Department of Energy Joint Genome Institute (DOE-JGI), Genome Biology Program, 2800 Mitchell Drive, Walnut Creek, CA 94598, USA.
Bioinformatics. 2010 Feb 1;26(3):295-301. doi: 10.1093/bioinformatics/btp687. Epub 2009 Dec 14.
Shotgun sequencing generates large numbers of short DNA reads from either an isolated organism or, in the case of metagenomics projects, from the aggregate genome of a microbial community. These reads are then assembled based on overlapping sequences into larger, contiguous sequences (contigs). The feasibility of assembly and the coverage achieved (reads per nucleotide or distinct sequence of nucleotides) depend on several factors: the number of reads sequenced, the read length and the relative abundances of their source genomes in the microbial community. A low coverage suggests that most of the genomic DNA in the sample has not been sequenced, but it is often difficult to estimate either the extent of the uncaptured diversity or the amount of additional sequencing that would be most efficacious. In this work, we regard a metagenome as a population of DNA fragments (bins), each of which may be covered by one or more reads. We employ a gamma distribution to model this bin population due to its flexibility and ease of use. When a gamma approximation can be found that adequately fits the data, we may estimate the number of bins that were not sequenced and that could potentially be revealed by additional sequencing. We evaluated the performance of this model using simulated metagenomes and demonstrate its applicability on three recent metagenomic datasets.

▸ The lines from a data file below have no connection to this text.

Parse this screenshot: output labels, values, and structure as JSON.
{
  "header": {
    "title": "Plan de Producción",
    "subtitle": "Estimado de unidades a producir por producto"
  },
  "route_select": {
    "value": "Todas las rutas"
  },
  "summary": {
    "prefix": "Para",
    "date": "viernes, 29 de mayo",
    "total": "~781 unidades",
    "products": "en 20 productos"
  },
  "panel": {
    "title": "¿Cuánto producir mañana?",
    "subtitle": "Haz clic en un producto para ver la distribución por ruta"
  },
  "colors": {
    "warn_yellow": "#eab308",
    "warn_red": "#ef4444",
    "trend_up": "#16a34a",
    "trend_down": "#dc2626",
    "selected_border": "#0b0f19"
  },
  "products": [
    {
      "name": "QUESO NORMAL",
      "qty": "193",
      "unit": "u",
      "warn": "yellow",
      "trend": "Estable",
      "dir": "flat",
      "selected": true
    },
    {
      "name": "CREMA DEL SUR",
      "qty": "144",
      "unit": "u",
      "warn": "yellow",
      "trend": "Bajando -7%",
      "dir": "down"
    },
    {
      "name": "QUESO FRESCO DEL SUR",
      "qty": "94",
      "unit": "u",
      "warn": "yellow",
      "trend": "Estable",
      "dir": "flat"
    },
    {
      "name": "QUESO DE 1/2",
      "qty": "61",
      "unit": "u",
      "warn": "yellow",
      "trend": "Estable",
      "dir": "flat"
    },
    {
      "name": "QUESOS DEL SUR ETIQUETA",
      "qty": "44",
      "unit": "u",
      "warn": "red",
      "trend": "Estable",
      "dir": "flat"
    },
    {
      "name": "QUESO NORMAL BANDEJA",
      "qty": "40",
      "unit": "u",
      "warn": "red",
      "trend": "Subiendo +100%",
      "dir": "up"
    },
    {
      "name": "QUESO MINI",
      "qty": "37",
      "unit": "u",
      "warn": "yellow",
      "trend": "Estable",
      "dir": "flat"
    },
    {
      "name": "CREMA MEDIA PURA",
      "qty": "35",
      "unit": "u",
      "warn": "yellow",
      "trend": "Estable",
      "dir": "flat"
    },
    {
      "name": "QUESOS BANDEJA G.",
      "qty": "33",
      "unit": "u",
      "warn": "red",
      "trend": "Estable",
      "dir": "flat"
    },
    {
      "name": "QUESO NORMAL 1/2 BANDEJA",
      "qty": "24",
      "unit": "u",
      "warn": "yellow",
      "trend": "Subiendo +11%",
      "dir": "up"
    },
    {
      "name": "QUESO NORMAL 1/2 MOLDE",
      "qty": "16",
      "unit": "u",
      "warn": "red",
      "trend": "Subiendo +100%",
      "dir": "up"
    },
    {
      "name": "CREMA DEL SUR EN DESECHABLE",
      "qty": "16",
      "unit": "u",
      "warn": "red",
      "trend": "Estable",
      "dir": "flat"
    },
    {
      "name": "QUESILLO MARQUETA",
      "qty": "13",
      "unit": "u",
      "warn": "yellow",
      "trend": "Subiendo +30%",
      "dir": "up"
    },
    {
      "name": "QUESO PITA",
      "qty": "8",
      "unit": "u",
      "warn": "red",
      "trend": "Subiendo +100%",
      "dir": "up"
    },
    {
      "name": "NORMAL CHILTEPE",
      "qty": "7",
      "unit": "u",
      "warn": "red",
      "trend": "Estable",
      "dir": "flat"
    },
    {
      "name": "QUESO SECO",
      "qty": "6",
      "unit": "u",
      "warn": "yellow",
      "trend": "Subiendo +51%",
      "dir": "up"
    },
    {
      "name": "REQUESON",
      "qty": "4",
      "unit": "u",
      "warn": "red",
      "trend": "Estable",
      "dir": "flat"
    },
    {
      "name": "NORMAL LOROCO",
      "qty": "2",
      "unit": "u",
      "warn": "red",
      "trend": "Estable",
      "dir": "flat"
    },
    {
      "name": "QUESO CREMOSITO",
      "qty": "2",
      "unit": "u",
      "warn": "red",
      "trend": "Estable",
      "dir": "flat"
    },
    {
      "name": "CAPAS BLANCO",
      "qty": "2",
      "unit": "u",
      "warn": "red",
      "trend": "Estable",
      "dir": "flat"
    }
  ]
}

Supplementary data are available at Bioinformatics online.
shotgun 测序从单个生物体或(在宏基因组学项目的情况下)从微生物群落的总基因组中生成大量短 DNA 读取。然后,根据重叠序列将这些读取组装成更大的连续序列(contigs)。组装的可行性和实现的覆盖度(每个核苷酸或核苷酸的不同序列的读取数)取决于几个因素:测序的读取数、读取长度以及其在微生物群落中的源基因组的相对丰度。低覆盖率表明样品中的大部分基因组 DNA 未被测序,但通常很难估计未捕获的多样性的程度或最有效的额外测序量。在这项工作中,我们将宏基因组视为 DNA 片段(bins)的群体,每个片段都可能被一个或多个读取覆盖。我们采用伽马分布来对该 bin 群体进行建模,因为它具有灵活性和易用性。当找到可以充分拟合数据的伽马近似时,我们可以估计未测序的 bin 数量以及通过额外测序可能揭示的 bin 数量。我们使用模拟宏基因组评估了该模型的性能,并在三个最近的宏基因组数据集上展示了其适用性。
补充数据可在生物信息学在线获得。